Hydrangeas for the Holidays
A stunning hydrangea installation is an unexpected way to decorate for Christmas and has the fluffy, dreamy effect of freshly fallen snow. Here’s how Kari made and installed her stunning piece.
What she used:
- Dried, long-stem hydrangeas (Kari sourced hers from her garden)
- Chicken wire
- Nails
- Fresh greenery
What she did:
- First, Kari cut the roll of chicken wire into a four-inch
strip. - Then she nailed the wire to the top portion of her cabinet. If you don’t want to nail directly into your cabinet, you can also use Command™ strip hooks.

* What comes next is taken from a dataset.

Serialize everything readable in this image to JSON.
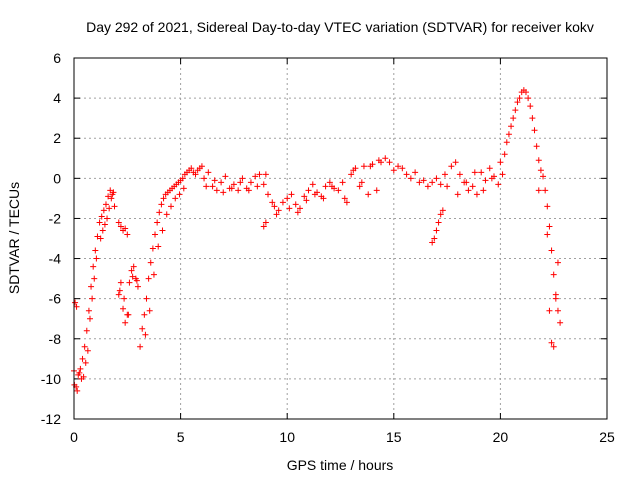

- Taking the long-stem hydrangeas, she wove them through each opening until all the wire was
obscured—and then she layered in more! - Finally, she added fresh greenery for the perfect festive touch.
Wintry Night Paper-Bag Stars
This sweet DIY is age-appropriate to do with children—in fact, Kari created hers with her 11-year-old daughter Molly, creating rustic stars and special memories all at once. The directions below will result in your own simply sweet paper-bag stars.
What Kari and Molly used:
- Brown paper bags of assorted sizes
- Scissors
- Glue
- Glue gun
- Hole punch
- Ribbon
What they did:
- Kari and Molly took various sizes of brown paper bags and cut the
corners off where the opening is.
They laid them out flat and cut
each corner off about 4 to 6 inches on each side, creating a point (almost like an arrow). - They used a glue gun and placed several dots of hot glue on the bottom of each bag. Approximately five or six bags make one star. They glued the bottoms together and then opened each bag.
- Then they placed glue at the top, bringing the upper portion together to create a star.
- To hang them, they punched a hole at the top and put vintage ribbon through each star.